Excellent news, as I have long preferred the name Brontosaurus. It’s just cooler, and everybody knows that.
Observe that in the classic screwball comedy, Bringing Up Baby, Cary Grant consistently refers to the beast in question as a Brontosaurus. By contrast, I would bet almost any amount of money that Cary Grant never said the word “Apatosaurus” in his life.
If “Brontosaurus” is good enough for Cary, it’s good enough for me, the scientific community be damned!
Well, as long as the theory of the brontosaurus can stand unassailable — and that’s the important thing — despite the fashion whims of science — Pluto, anyone? — there is little cause to person the ramparts.
If brontosaurus is good enough for Anne Elk, it’s good enough for me — and it should be good enough for you.
Awww, I thought this was going to be about a crazy cloning plan going on in Japan or Russia or something, my pants were already halfway down. You kids and your click-baity titles !
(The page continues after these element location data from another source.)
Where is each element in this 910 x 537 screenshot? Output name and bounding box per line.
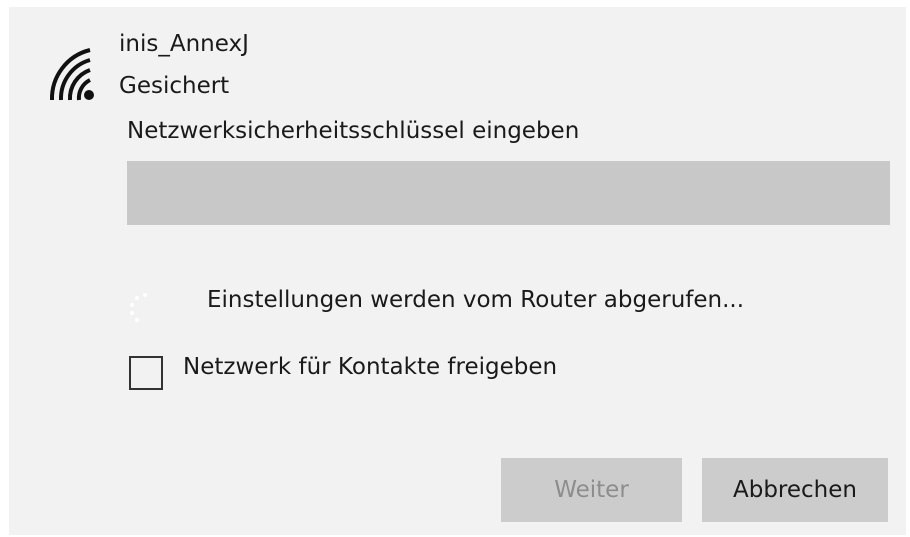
spinner-icon xyxy=(127,291,163,327)
network-name: inis_AnnexJ xyxy=(119,31,249,57)
wifi-connect-panel: inis_AnnexJ Gesichert Netzwerksicherheit… xyxy=(9,7,906,535)
progress-status-text: Einstellungen werden vom Router abgerufe… xyxy=(207,287,745,313)
share-network-checkbox[interactable] xyxy=(129,356,163,390)
cancel-button[interactable]: Abbrechen xyxy=(702,458,888,522)
security-key-input[interactable] xyxy=(127,161,890,225)
next-button[interactable]: Weiter xyxy=(501,458,682,522)
wifi-icon xyxy=(42,45,96,103)
security-key-label: Netzwerksicherheitsschlüssel eingeben xyxy=(127,118,580,144)
share-network-label[interactable]: Netzwerk für Kontakte freigeben xyxy=(183,354,557,380)
network-security-status: Gesichert xyxy=(119,73,230,99)
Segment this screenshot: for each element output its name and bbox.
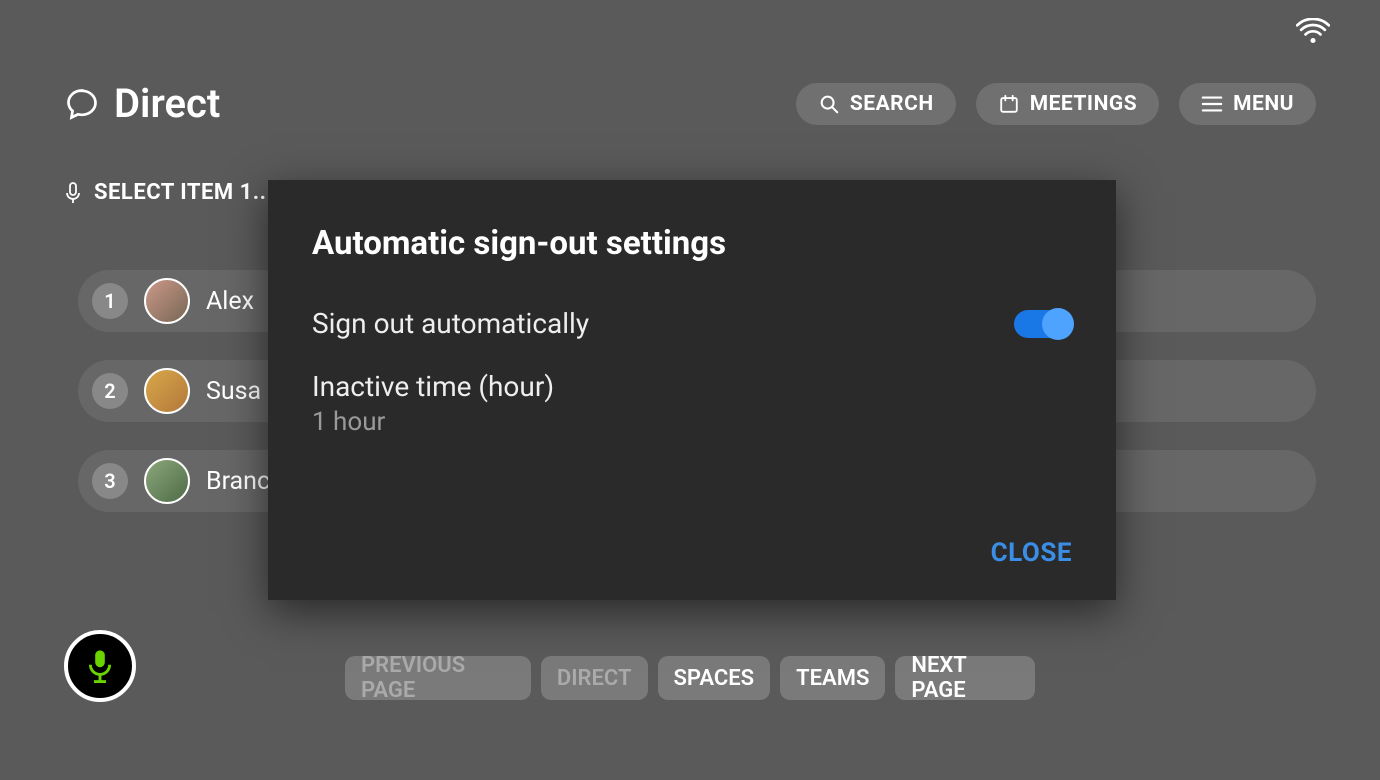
voice-select-hint: SELECT ITEM 1..: [64, 180, 267, 205]
list-item-label: Alex: [206, 287, 254, 316]
avatar: [144, 458, 190, 504]
mic-small-icon: [64, 181, 82, 205]
toggle-knob: [1042, 308, 1074, 340]
avatar: [144, 278, 190, 324]
teams-tab-button[interactable]: TEAMS: [780, 656, 885, 700]
calendar-icon: [998, 93, 1020, 115]
signout-toggle-label: Sign out automatically: [312, 307, 589, 340]
prev-label: PREVIOUS PAGE: [361, 653, 515, 703]
signout-toggle[interactable]: [1014, 310, 1072, 338]
auto-signout-settings-dialog: Automatic sign-out settings Sign out aut…: [268, 180, 1116, 600]
avatar: [144, 368, 190, 414]
chat-bubble-icon: [64, 86, 100, 122]
meetings-label: MEETINGS: [1030, 92, 1137, 116]
dialog-actions: CLOSE: [312, 538, 1072, 568]
menu-icon: [1201, 95, 1223, 113]
header-actions: SEARCH MEETINGS MENU: [796, 83, 1316, 125]
close-label: CLOSE: [991, 538, 1072, 568]
direct-label: DIRECT: [557, 666, 632, 691]
list-item-label: Branc: [206, 467, 270, 496]
inactive-time-row[interactable]: Inactive time (hour) 1 hour: [312, 370, 1072, 437]
meetings-button[interactable]: MEETINGS: [976, 83, 1159, 125]
menu-button[interactable]: MENU: [1179, 83, 1316, 125]
voice-mic-button[interactable]: [64, 630, 136, 702]
search-icon: [818, 93, 840, 115]
spaces-tab-button[interactable]: SPACES: [658, 656, 771, 700]
close-button[interactable]: CLOSE: [991, 538, 1072, 568]
direct-tab-button[interactable]: DIRECT: [541, 656, 648, 700]
search-label: SEARCH: [850, 92, 934, 116]
inactive-time-label: Inactive time (hour): [312, 370, 1072, 403]
mic-icon: [85, 648, 115, 684]
page-title: Direct: [114, 80, 220, 127]
search-button[interactable]: SEARCH: [796, 83, 956, 125]
next-label: NEXT PAGE: [911, 653, 1019, 703]
teams-label: TEAMS: [796, 666, 869, 691]
list-index-badge: 3: [92, 463, 128, 499]
list-index-badge: 1: [92, 283, 128, 319]
header: Direct SEARCH MEETINGS: [64, 80, 1316, 127]
spaces-label: SPACES: [674, 666, 755, 691]
voice-hint-text: SELECT ITEM 1..: [94, 180, 267, 205]
previous-page-button[interactable]: PREVIOUS PAGE: [345, 656, 531, 700]
next-page-button[interactable]: NEXT PAGE: [895, 656, 1035, 700]
header-title-wrap: Direct: [64, 80, 220, 127]
inactive-time-value: 1 hour: [312, 407, 1072, 437]
wifi-icon: [1296, 18, 1330, 44]
list-item-label: Susa: [206, 377, 261, 406]
footer-nav: PREVIOUS PAGE DIRECT SPACES TEAMS NEXT P…: [345, 656, 1035, 700]
list-index-badge: 2: [92, 373, 128, 409]
menu-label: MENU: [1233, 92, 1294, 116]
dialog-title: Automatic sign-out settings: [312, 224, 1072, 263]
signout-toggle-row[interactable]: Sign out automatically: [312, 307, 1072, 340]
status-bar: [1296, 18, 1330, 44]
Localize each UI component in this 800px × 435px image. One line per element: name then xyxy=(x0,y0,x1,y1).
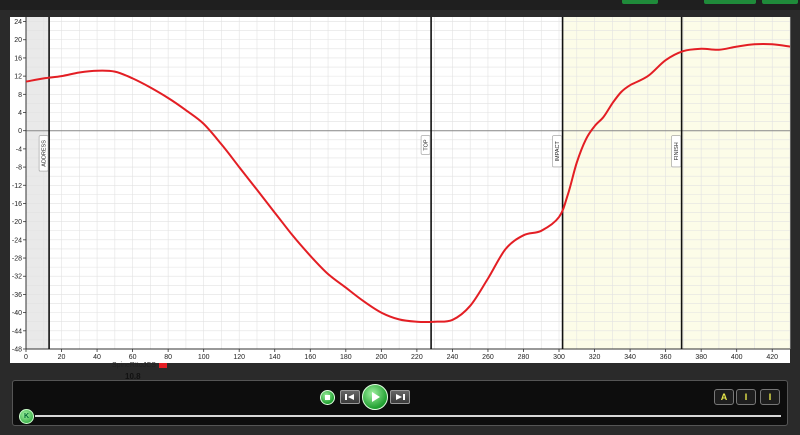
y-tick-label: -40 xyxy=(12,310,22,317)
playback-panel: A I I K xyxy=(12,380,788,426)
x-tick-label: 220 xyxy=(411,354,423,361)
timeline-knob[interactable]: K xyxy=(19,409,34,424)
event-label: FINISH xyxy=(674,142,680,160)
y-tick-label: 20 xyxy=(14,37,22,44)
timeline-track[interactable] xyxy=(35,415,781,417)
x-tick-label: 160 xyxy=(304,354,316,361)
x-tick-label: 200 xyxy=(376,354,388,361)
y-tick-label: 8 xyxy=(18,92,22,99)
x-tick-label: 80 xyxy=(164,354,172,361)
x-tick-label: 120 xyxy=(233,354,245,361)
y-tick-label: 12 xyxy=(14,74,22,81)
y-tick-label: -12 xyxy=(12,183,22,190)
y-tick-label: -24 xyxy=(12,237,22,244)
stop-button[interactable] xyxy=(319,389,335,405)
x-tick-label: 40 xyxy=(93,354,101,361)
y-tick-label: 0 xyxy=(18,128,22,135)
y-tick-label: 4 xyxy=(18,110,22,117)
play-icon xyxy=(372,392,380,402)
y-tick-label: -36 xyxy=(12,292,22,299)
play-button[interactable] xyxy=(362,384,388,410)
legend-swatch xyxy=(159,363,167,368)
skip-forward-icon xyxy=(396,394,405,400)
next-frame-button[interactable] xyxy=(390,390,410,404)
skip-back-icon xyxy=(345,394,354,400)
x-tick-label: 140 xyxy=(269,354,281,361)
y-tick-label: -48 xyxy=(12,347,22,354)
y-tick-label: 16 xyxy=(14,55,22,62)
view-a-button[interactable]: A xyxy=(714,389,734,405)
event-label: IMPACT xyxy=(555,140,561,161)
spine-rotation-chart: ADDRESS TOP IMPACT FINISH 24201612840-4-8-1… xyxy=(10,17,791,363)
x-tick-label: 260 xyxy=(482,354,494,361)
y-tick-label: -20 xyxy=(12,219,22,226)
x-tick-label: 180 xyxy=(340,354,352,361)
x-tick-label: 100 xyxy=(198,354,210,361)
y-tick-label: -16 xyxy=(12,201,22,208)
x-tick-label: 380 xyxy=(695,354,707,361)
stop-icon xyxy=(319,389,335,405)
event-label: TOP xyxy=(424,139,430,151)
event-label: ADDRESS xyxy=(42,140,48,167)
x-tick-label: 300 xyxy=(553,354,565,361)
view-i-button-2[interactable]: I xyxy=(760,389,780,405)
y-tick-label: -4 xyxy=(16,146,22,153)
view-i-button[interactable]: I xyxy=(736,389,756,405)
x-tick-label: 320 xyxy=(589,354,601,361)
y-tick-label: 24 xyxy=(14,19,22,26)
x-tick-label: 420 xyxy=(766,354,778,361)
x-tick-label: 20 xyxy=(58,354,66,361)
x-tick-label: 340 xyxy=(624,354,636,361)
x-tick-label: 60 xyxy=(129,354,137,361)
x-tick-label: 360 xyxy=(660,354,672,361)
x-tick-label: 280 xyxy=(518,354,530,361)
x-tick-label: 0 xyxy=(24,354,28,361)
y-tick-label: -44 xyxy=(12,328,22,335)
x-tick-label: 240 xyxy=(447,354,459,361)
y-tick-label: -32 xyxy=(12,274,22,281)
x-tick-label: 400 xyxy=(731,354,743,361)
prev-frame-button[interactable] xyxy=(340,390,360,404)
legend-series-label: SpineRttoJCS xyxy=(112,362,156,369)
y-tick-label: -8 xyxy=(16,165,22,172)
y-tick-label: -28 xyxy=(12,256,22,263)
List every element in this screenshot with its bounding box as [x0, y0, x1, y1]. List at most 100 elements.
Hmmm. I liked having the name “Brontosaurus” for the mistake that persisted for so long, and was such an iconic dinosaur-- the Apatosaur skeleton with the Camarasaur head. What are we going to call that now? It’s sort of like “Piltdown Man,” albeit, Brontosaurus was never a hoax, in that it persisted for so long, and affected theory and study and research for so long, it’s hard to just erase it from the record. I understand that the rules of scientific nomenclature dictate that that species, if it is a species, must be called “Brontosaurus,” but what will we call the old mistake?